VIRGINIA – Former Army intelligence analyst Chelsea Manning (born Bradley Manning) tried to “take her own life” in a Virginia jail on Wednesday ahead of a looming court date, her legal team said in a statement.
According to attorneys, Manning, 32, is still recovering, yet expected to appear in court for a hearing Friday after refusing to testify before a grand jury in a WikiLeaks probe.
Manning was re-arrested last May for failing to comply with the subpoena to testify after serving two months for the same issue, Fox News reported.
Chelsea Manning legal team says she attempted to take her own life today, was taken to a hospital and is currently recovering. She is scheduled to appear in court this Friday in connection with her refusing to testify in front of the WikiLeaks grand jury. pic.twitter.com/8b2XoY9ZeG
— Andrew Blake (@apblake) March 11, 2020
A judge is set to rule Friday on a motion to terminate the civil contempt sanctions stemming from her May refusal.

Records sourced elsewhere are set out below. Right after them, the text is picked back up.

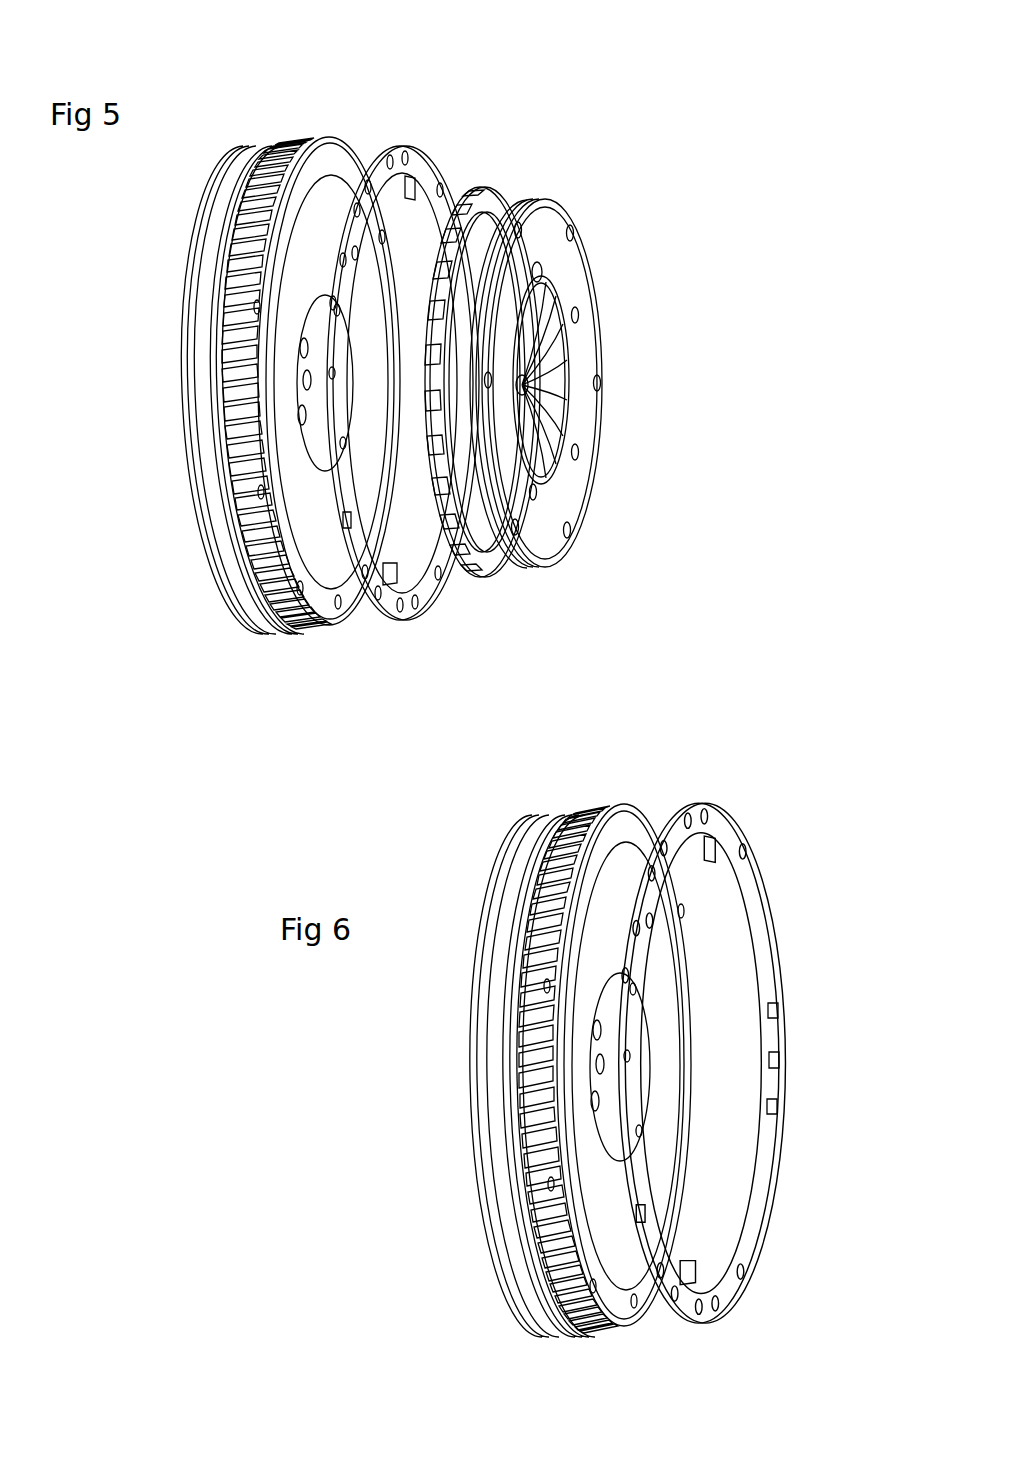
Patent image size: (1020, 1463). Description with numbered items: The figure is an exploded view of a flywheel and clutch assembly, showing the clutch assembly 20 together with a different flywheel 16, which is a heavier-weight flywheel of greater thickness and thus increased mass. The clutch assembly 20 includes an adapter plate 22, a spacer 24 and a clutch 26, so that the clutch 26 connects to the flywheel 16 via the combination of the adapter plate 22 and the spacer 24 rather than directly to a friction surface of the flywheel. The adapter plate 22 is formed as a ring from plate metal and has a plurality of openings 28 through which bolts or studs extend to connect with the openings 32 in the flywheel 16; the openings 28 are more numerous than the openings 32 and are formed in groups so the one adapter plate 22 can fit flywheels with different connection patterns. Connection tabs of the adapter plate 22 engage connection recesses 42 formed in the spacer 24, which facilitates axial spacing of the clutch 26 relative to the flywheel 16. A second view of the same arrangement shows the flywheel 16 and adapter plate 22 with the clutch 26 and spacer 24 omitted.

In FIG. 5, the flywheel 16 is at (212, 315).
In FIG. 6, the flywheel 16 is at (503, 971).
In FIG. 5, the clutch assembly 20 is at (578, 267).
In FIG. 5, the adapter plate 22 is at (421, 160).
In FIG. 6, the adapter plate 22 is at (728, 830).
In FIG. 5, the spacer 24 is at (508, 186).
In FIG. 5, the clutch 26 is at (572, 502).
In FIG. 5, the openings 28 is at (365, 568).
In FIG. 6, the openings 28 is at (773, 1107).
In FIG. 5, the openings 32 is at (257, 307).
In FIG. 6, the openings 32 is at (552, 988).
In FIG. 5, the connection recesses 42 is at (458, 545).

Manning previously told the judge she’d “rather starve to death” than comply with the subpoena.
“In spite of those sanctions — which have so far included over a year of so-called ‘coercive’ incarceration and nearly half a million dollars in threatened fines — she remains unwavering in her refusal to participate in a secret grand jury process that she sees as highly susceptible to abuse,” her legal team wrote in a statement.

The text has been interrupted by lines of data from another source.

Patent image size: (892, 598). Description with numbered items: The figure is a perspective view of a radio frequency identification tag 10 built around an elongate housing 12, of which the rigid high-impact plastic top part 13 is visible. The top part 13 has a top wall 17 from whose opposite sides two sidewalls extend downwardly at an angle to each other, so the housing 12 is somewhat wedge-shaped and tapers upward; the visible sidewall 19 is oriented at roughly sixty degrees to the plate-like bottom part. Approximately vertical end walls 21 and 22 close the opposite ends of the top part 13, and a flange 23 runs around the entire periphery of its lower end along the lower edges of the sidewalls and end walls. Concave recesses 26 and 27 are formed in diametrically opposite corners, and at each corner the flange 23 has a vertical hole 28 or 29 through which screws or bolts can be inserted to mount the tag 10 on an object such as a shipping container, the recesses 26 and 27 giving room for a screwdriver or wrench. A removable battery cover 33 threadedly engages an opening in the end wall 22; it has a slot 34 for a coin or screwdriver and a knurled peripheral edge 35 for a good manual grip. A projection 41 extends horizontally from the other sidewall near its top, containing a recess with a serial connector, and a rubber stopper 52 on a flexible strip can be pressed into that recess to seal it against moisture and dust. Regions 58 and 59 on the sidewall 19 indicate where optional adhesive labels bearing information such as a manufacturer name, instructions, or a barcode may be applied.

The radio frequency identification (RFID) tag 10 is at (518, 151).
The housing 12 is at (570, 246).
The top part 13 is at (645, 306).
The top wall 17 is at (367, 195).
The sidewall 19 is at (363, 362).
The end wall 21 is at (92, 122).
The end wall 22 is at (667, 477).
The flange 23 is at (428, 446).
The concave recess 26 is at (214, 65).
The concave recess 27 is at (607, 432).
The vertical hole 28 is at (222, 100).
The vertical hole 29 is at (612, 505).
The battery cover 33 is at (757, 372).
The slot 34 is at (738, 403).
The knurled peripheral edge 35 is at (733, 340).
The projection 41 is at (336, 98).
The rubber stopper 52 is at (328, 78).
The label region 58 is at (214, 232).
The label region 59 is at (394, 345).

In a 2019 letter to the judge, Manning called the grand-jury probe “an effort to frighten journalists and publishers, who serve a public good.”
Manning was found guilty of espionage and theft in 2013 and was sentenced to 35 years in prison after she leaked classified documents to Wikileaks, Fox reported.
U.S. officials claimed the website’s founder, Julian Assange, worked in tandem with Manning to break into a classified government computer and leak information related to U.S. war and diplomacy efforts.
Then-President Obama commuted Manning’s sentence in 2017. As a result, the disgraced service member was released from incarceration after seven years.